Kurtosis vs. tails vs. t-distibution

According to the curriculum (and wikipedia) higher kurtosis means higher peaks and fatter tails, while lower kurtosis means just the opposite. T-distribution is by definition leptokurtic, but the higher the degrees of freedom - the thinner the tails. Keeping the characteristics of kurtosis in mind, what I would also expect from t-distribution is that it would also get less picked as we increase the df, but in fact it does the opposite: peakedness increases. Perhaps, I have misunderstood one of the definition/properties, but I can’t figure out which on. I would appreciate some insight.

Eh? The t-distribution has LESS peaked than the normal distribution and has fatter tails. Leptokurtic, on the other hand, is more peaked and has fatter tails than the normal.

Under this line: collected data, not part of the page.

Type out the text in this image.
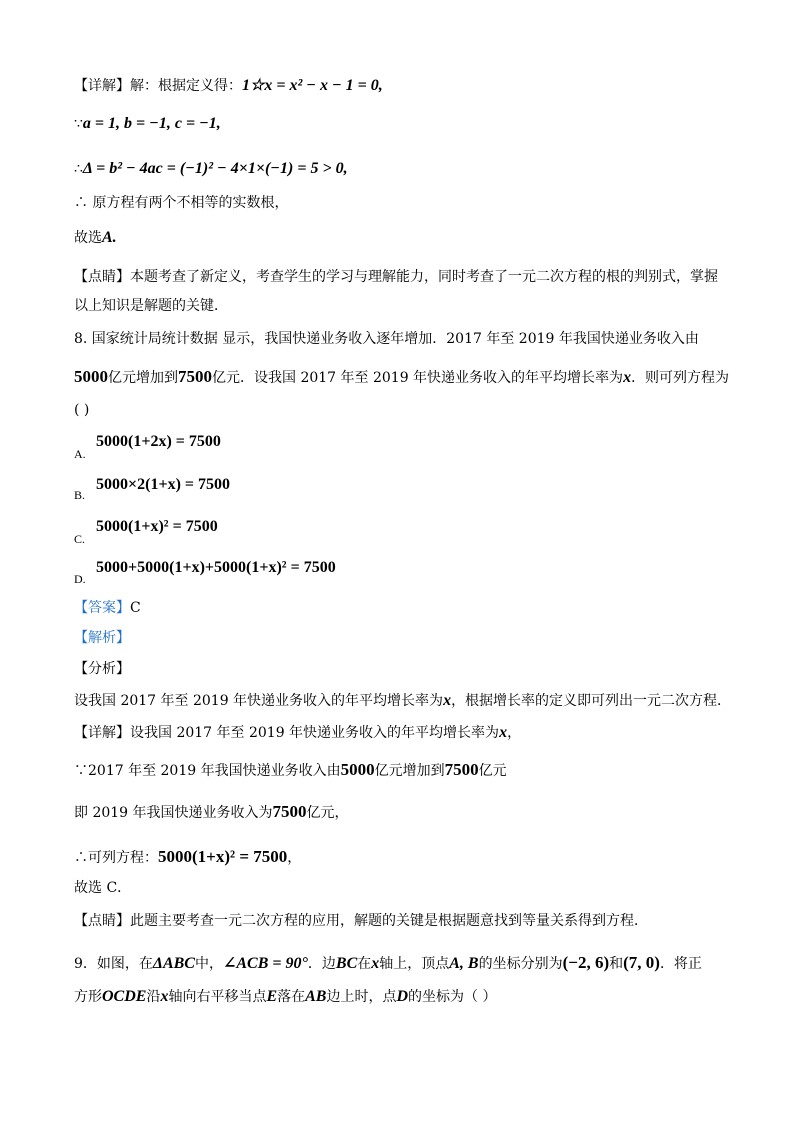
【详解】解：根据定义得：1☆x = x² − x − 1 = 0,
∵a = 1, b = −1, c = −1,
∴Δ = b² − 4ac = (−1)² − 4×1×(−1) = 5 > 0,
∴ 原方程有两个不相等的实数根，
故选A.
【点睛】本题考查了新定义，考查学生的学习与理解能力，同时考查了一元二次方程的根的判别式，掌握
以上知识是解题的关键．
8. 国家统计局统计数据 显示，我国快递业务收入逐年增加．2017 年至 2019 年我国快递业务收入由
5000亿元增加到7500亿元．设我国 2017 年至 2019 年快递业务收入的年平均增长率为x．则可列方程为
( )
A.
5000(1+2x) = 7500
B.
5000×2(1+x) = 7500
C.
5000(1+x)² = 7500
D.
5000+5000(1+x)+5000(1+x)² = 7500
【答案】C
【解析】
【分析】
设我国 2017 年至 2019 年快递业务收入的年平均增长率为x，根据增长率的定义即可列出一元二次方程．
【详解】设我国 2017 年至 2019 年快递业务收入的年平均增长率为x，
∵2017 年至 2019 年我国快递业务收入由5000亿元增加到7500亿元
即 2019 年我国快递业务收入为7500亿元，
∴可列方程：5000(1+x)² = 7500，
故选 C．
【点睛】此题主要考查一元二次方程的应用，解题的关键是根据题意找到等量关系得到方程．
9．如图，在ΔABC中，∠ACB = 90°．边BC在x轴上，顶点A, B的坐标分别为(−2, 6)和(7, 0)．将正
方形OCDE沿x轴向右平移当点E落在AB边上时，点D的坐标为（ ）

t distribution is leptokurtic. Leptokurtic mean more peaked (which means the distribution close to the mean does not have as many elements, it is thinner) It could be higher than normal distribution’s peak or lower. Just that the distribution is thinner… the tails are fatter…

99 cannon sloop, according to http://en.wikipedia.org/wiki/T-distribution T-distribution is always leptokurtic (as long as df > 4, ex. kurtosis is >0). anish, makes sense now. So, apparently, I was confusing peakedness with the height of the peak. Thanks a lot!